Previously these tests had been allowed only for student athletes.

"We find that testing students who participate in extracurricular
activities is a reasonably effective means of addressing the school
district's legitimate concerns in preventing, deterring and detecting drug
use," Justice Clarence Thomas wrote for himself, Chief Justice William H.
Rehnquist and Justices Antonin Scalia, Anthony M. Kennedy and Stephen Breyer."

In Blount County, all three local school systems are discussing the
development of a possible drug testing policy for students.

"Our system is very interested in developing a policy, but we would like to
do it in conjunction with the two other school systems so there is a
consistency," Alcoa Director of Schools Jane Qualls said.

Such a policy would probably focus on all students involved in
extracurricular activities, she said.

The biggest question about a drug testing policy at this point is whether
the school systems would have the money to implement one, Qualls said.

"Financing seems to be one of the big stumbling blocks that may keep us
from going as far as we'd like with it," she said.

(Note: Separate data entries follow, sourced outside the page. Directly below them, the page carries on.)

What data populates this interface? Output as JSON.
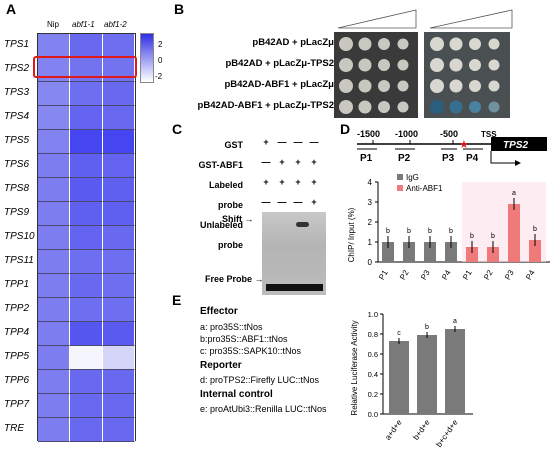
{
  "panels": {
    "A": "A",
    "B": "B",
    "C": "C",
    "D": "D",
    "E": "E"
  },
  "heatmap": {
    "columns": [
      "Nip",
      "abf1-1",
      "abf1-2"
    ],
    "rows": [
      "TPS1",
      "TPS2",
      "TPS3",
      "TPS4",
      "TPS5",
      "TPS6",
      "TPS8",
      "TPS9",
      "TPS10",
      "TPS11",
      "TPP1",
      "TPP2",
      "TPP4",
      "TPP5",
      "TPP6",
      "TPP7",
      "TRE"
    ],
    "values": [
      [
        0.2,
        0.45,
        0.4
      ],
      [
        0.2,
        0.35,
        0.35
      ],
      [
        0.15,
        0.4,
        0.45
      ],
      [
        0.15,
        0.5,
        0.45
      ],
      [
        0.2,
        0.8,
        0.8
      ],
      [
        0.25,
        0.55,
        0.5
      ],
      [
        0.25,
        0.6,
        0.55
      ],
      [
        0.25,
        0.55,
        0.55
      ],
      [
        0.25,
        0.5,
        0.45
      ],
      [
        0.25,
        0.4,
        0.4
      ],
      [
        0.25,
        0.45,
        0.4
      ],
      [
        0.25,
        0.4,
        0.4
      ],
      [
        0.25,
        0.65,
        0.6
      ],
      [
        0.25,
        -0.9,
        -0.6
      ],
      [
        0.25,
        0.45,
        0.45
      ],
      [
        0.25,
        0.45,
        0.45
      ],
      [
        0.25,
        0.45,
        0.45
      ]
    ],
    "highlight_row": "TPS2",
    "scale_ticks": [
      "2",
      "0",
      "-2"
    ]
  },
  "panelB": {
    "rows": [
      "pB42AD + pLacZμ",
      "pB42AD + pLacZμ-TPS2",
      "pB42AD-ABF1 + pLacZμ",
      "pB42AD-ABF1 + pLacZμ-TPS2"
    ]
  },
  "panelC": {
    "row_labels": [
      "GST",
      "GST-ABF1",
      "Labeled probe",
      "Unlabeled probe"
    ],
    "signs": [
      [
        "+",
        "—",
        "—",
        "—"
      ],
      [
        "—",
        "+",
        "+",
        "+"
      ],
      [
        "+",
        "+",
        "+",
        "+"
      ],
      [
        "—",
        "—",
        "—",
        "+"
      ]
    ],
    "shift": "Shift",
    "free": "Free Probe"
  },
  "panelD": {
    "positions": [
      "-1500",
      "-1000",
      "-500"
    ],
    "tss": "TSS",
    "gene": "TPS2",
    "regions": [
      "P1",
      "P2",
      "P3",
      "P4"
    ],
    "chart_data": {
      "type": "bar",
      "ylabel": "ChIP/ Input (%)",
      "ylim": [
        0,
        4
      ],
      "yticks": [
        "0",
        "1",
        "2",
        "3",
        "4"
      ],
      "categories": [
        "P1",
        "P2",
        "P3",
        "P4",
        "P1",
        "P2",
        "P3",
        "P4"
      ],
      "series": [
        {
          "name": "IgG",
          "values": [
            1.0,
            1.0,
            1.0,
            1.0,
            null,
            null,
            null,
            null
          ],
          "color": "#7a7a7a"
        },
        {
          "name": "Anti-ABF1",
          "values": [
            null,
            null,
            null,
            null,
            0.75,
            0.75,
            2.9,
            1.1
          ],
          "color": "#f07a7a"
        }
      ],
      "letters": [
        "b",
        "b",
        "b",
        "b",
        "b",
        "b",
        "a",
        "b"
      ]
    }
  },
  "panelE": {
    "effector": "Effector",
    "effector_items": [
      "a: pro35S::tNos",
      "b:pro35S::ABF1::tNos",
      "c: pro35S::SAPK10::tNos"
    ],
    "reporter": "Reporter",
    "reporter_item": "d: proTPS2::Firefly LUC::tNos",
    "internal": "Internal control",
    "internal_item": "e: proAtUbi3::Renilla LUC::tNos",
    "chart_data": {
      "type": "bar",
      "ylabel": "Relative Luciferase Activity",
      "ylim": [
        0,
        1.0
      ],
      "yticks": [
        "0.0",
        "0.2",
        "0.4",
        "0.6",
        "0.8",
        "1.0"
      ],
      "categories": [
        "a+d+e",
        "b+d+e",
        "b+c+d+e"
      ],
      "values": [
        0.73,
        0.79,
        0.85
      ],
      "letters": [
        "c",
        "b",
        "a"
      ],
      "color": "#7a7a7a"
    }
  }
}
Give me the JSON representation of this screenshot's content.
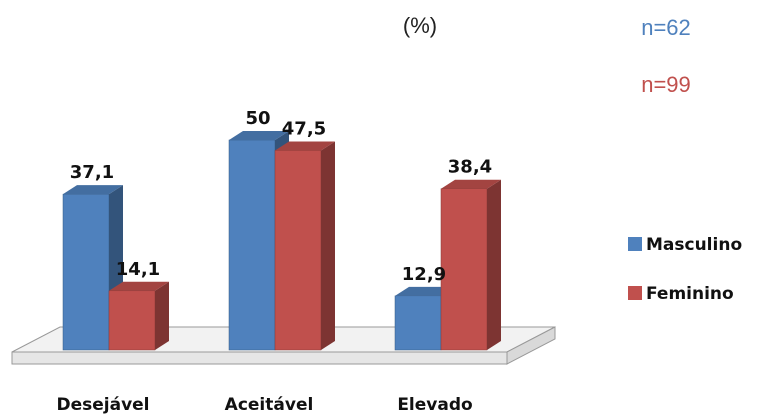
{
  "chart_data": {
    "type": "bar",
    "title": "",
    "unit_label": "(%)",
    "categories": [
      "Desejável",
      "Aceitável",
      "Elevado"
    ],
    "series": [
      {
        "name": "Masculino",
        "values": [
          37.1,
          50,
          12.9
        ],
        "labels": [
          "37,1",
          "50",
          "12,9"
        ],
        "color": "#4f81bd",
        "n_label": "n=62"
      },
      {
        "name": "Feminino",
        "values": [
          14.1,
          47.5,
          38.4
        ],
        "labels": [
          "14,1",
          "47,5",
          "38,4"
        ],
        "color": "#c0504d",
        "n_label": "n=99"
      }
    ],
    "ylim": [
      0,
      50
    ],
    "style": "3d-clustered-column",
    "legend_position": "right",
    "grid": false
  }
}
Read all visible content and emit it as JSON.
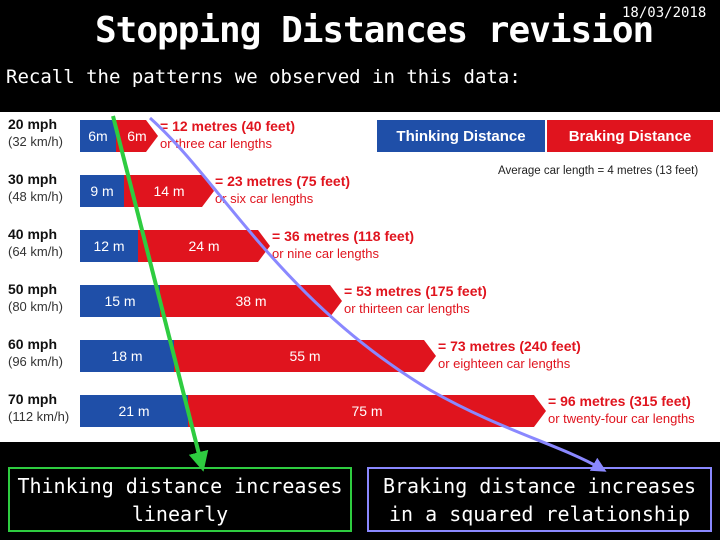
{
  "slide": {
    "title": "Stopping Distances revision",
    "date": "18/03/2018",
    "subtitle": "Recall the patterns we observed in this data:"
  },
  "legend": {
    "thinking": "Thinking Distance",
    "braking": "Braking Distance",
    "average_car": "Average car length = 4 metres (13 feet)"
  },
  "rows": [
    {
      "mph": "20 mph",
      "kmh": "(32 km/h)",
      "thinking": "6m",
      "braking": "6m",
      "total": "= 12 metres (40 feet)",
      "cars": "or three car lengths"
    },
    {
      "mph": "30 mph",
      "kmh": "(48 km/h)",
      "thinking": "9 m",
      "braking": "14 m",
      "total": "= 23 metres (75 feet)",
      "cars": "or six car lengths"
    },
    {
      "mph": "40 mph",
      "kmh": "(64 km/h)",
      "thinking": "12 m",
      "braking": "24 m",
      "total": "= 36 metres (118 feet)",
      "cars": "or nine car lengths"
    },
    {
      "mph": "50 mph",
      "kmh": "(80 km/h)",
      "thinking": "15 m",
      "braking": "38 m",
      "total": "= 53 metres (175 feet)",
      "cars": "or thirteen car lengths"
    },
    {
      "mph": "60 mph",
      "kmh": "(96 km/h)",
      "thinking": "18 m",
      "braking": "55 m",
      "total": "= 73 metres (240 feet)",
      "cars": "or eighteen car lengths"
    },
    {
      "mph": "70 mph",
      "kmh": "(112 km/h)",
      "thinking": "21 m",
      "braking": "75 m",
      "total": "= 96 metres (315 feet)",
      "cars": "or twenty-four car lengths"
    }
  ],
  "conclusions": {
    "thinking": "Thinking distance increases linearly",
    "braking": "Braking distance increases in a squared relationship"
  },
  "colors": {
    "thinking_bar": "#1f4fa8",
    "braking_bar": "#e0141e",
    "linear_line": "#2ecc40",
    "squared_curve": "#8a88ff"
  }
}
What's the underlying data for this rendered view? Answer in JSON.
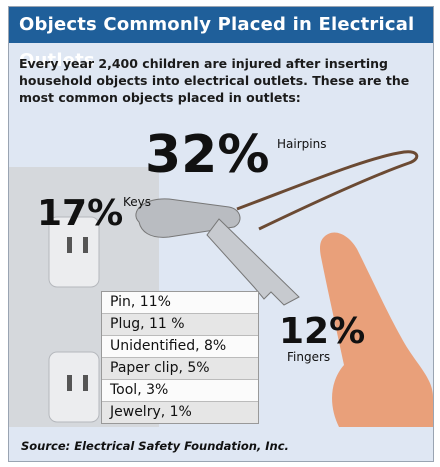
{
  "title": "Objects Commonly Placed in Electrical Outlets",
  "intro": "Every year 2,400 children are injured after inserting household objects into electrical outlets. These are the most common objects placed in outlets:",
  "source": "Source: Electrical Safety Foundation, Inc.",
  "stats": {
    "hairpins": {
      "pct": "32%",
      "label": "Hairpins"
    },
    "keys": {
      "pct": "17%",
      "label": "Keys"
    },
    "fingers": {
      "pct": "12%",
      "label": "Fingers"
    }
  },
  "list": [
    "Pin, 11%",
    "Plug, 11 %",
    "Unidentified, 8%",
    "Paper clip, 5%",
    "Tool, 3%",
    "Jewelry, 1%"
  ],
  "chart_data": {
    "type": "table",
    "title": "Objects Commonly Placed in Electrical Outlets",
    "categories": [
      "Hairpins",
      "Keys",
      "Fingers",
      "Pin",
      "Plug",
      "Unidentified",
      "Paper clip",
      "Tool",
      "Jewelry"
    ],
    "values": [
      32,
      17,
      12,
      11,
      11,
      8,
      5,
      3,
      1
    ]
  },
  "colors": {
    "header": "#1f5f9a",
    "background": "#dfe7f3"
  }
}
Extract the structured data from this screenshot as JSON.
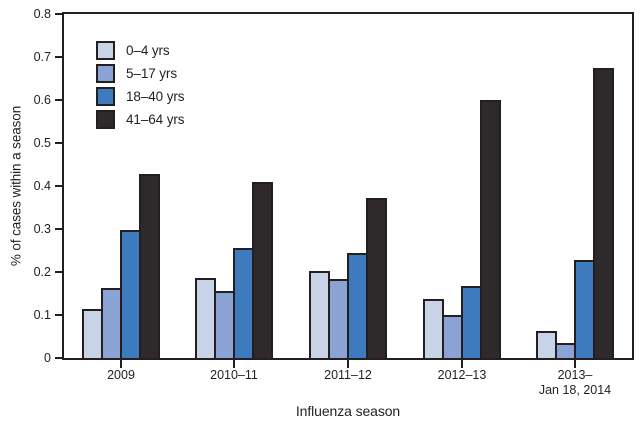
{
  "chart_data": {
    "type": "bar",
    "title": "",
    "xlabel": "Influenza season",
    "ylabel": "% of cases within a season",
    "ylim": [
      0,
      0.8
    ],
    "yticks": [
      0,
      0.1,
      0.2,
      0.3,
      0.4,
      0.5,
      0.6,
      0.7,
      0.8
    ],
    "grid": false,
    "legend_position": "top-left-inside",
    "bar_border_color": "#231f20",
    "categories": [
      "2009",
      "2010–11",
      "2011–12",
      "2012–13",
      "2013–\nJan 18, 2014"
    ],
    "series": [
      {
        "name": "0–4 yrs",
        "color": "#c9d3e8",
        "values": [
          0.113,
          0.185,
          0.202,
          0.137,
          0.063
        ]
      },
      {
        "name": "5–17 yrs",
        "color": "#8ba2d4",
        "values": [
          0.163,
          0.155,
          0.184,
          0.101,
          0.034
        ]
      },
      {
        "name": "18–40 yrs",
        "color": "#3e7bbe",
        "values": [
          0.298,
          0.255,
          0.245,
          0.168,
          0.227
        ]
      },
      {
        "name": "41–64 yrs",
        "color": "#2e2a2b",
        "values": [
          0.427,
          0.41,
          0.372,
          0.6,
          0.675
        ]
      }
    ]
  }
}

Maryville Assistant Director of Schools Stephanie Thompson said she did not
know if such a policy would mandate random tests for all students involved
in such activities or only athletes.

"It's hard to say," she said. "Probably right now, we would focus on the
athletic part of it, but that would be up to the board to decide what they
would like to do."

Blount County Director of Schools Alvin Hord is not sure whether a county
drug policy would cover all students involved in extracurricular activities.

"That's a possibility, but I don't know that would happen," he said.

The court stopped short of allowing random tests for any student, whether
or not involved in extracurricular activities, but several justices have
indicated they are interested in answering that question at some point.

'Goodie two-shoes'

The court ruled against a former Oklahoma high school honor student who
competed on an academic quiz team and sang in the choir. Lindsay Earls, a
self-described "goodie two-shoes," tested negative but sued over what she
called a humiliating and accusatory policy.

"I find it very disappointing that the court would find it reasonable to
drug-test students when all the experts, from pediatricians to teachers,
say that drug testing is counterproductive," said Graham Boyd, director of
drug policy litigation at the American Civil Liberties Union and Earls' lawyer.

"The best way to prevent drug use is to involve them in extracurricular
activities," Boyd said.

Privacy expectations

The Pottawatomie County school system had considered testing all students.
Instead, it settled for testing only those involved in competitive
extracurricular activities on the theory that by voluntarily representing
the school, those students had a lower expectation of privacy than did
students at large.

The ruling is a follow-up to a 1995 case, in which the court allowed random
urine tests for student athletes. In that case, the court found that the
school had a pervasive drug problem and that athletes were among the users.
The court also found that athletes had less expectation of privacy.

"The particular testing program upheld today is not reasonable, it is
capricious, even perverse," Justice Ruth Bader Ginsburg wrote in dissent
for herself and Justices John Paul Stevens, Sandra Day O'Connor and David
Souter.

In a brief, separate dissent, O'Connor and Souter said they disagreed with
the court's ruling in 1995 and disagree now.

The case is Board of Education of Independent School District No. 92 of
Pottawatomie County v. Earls, 01-332.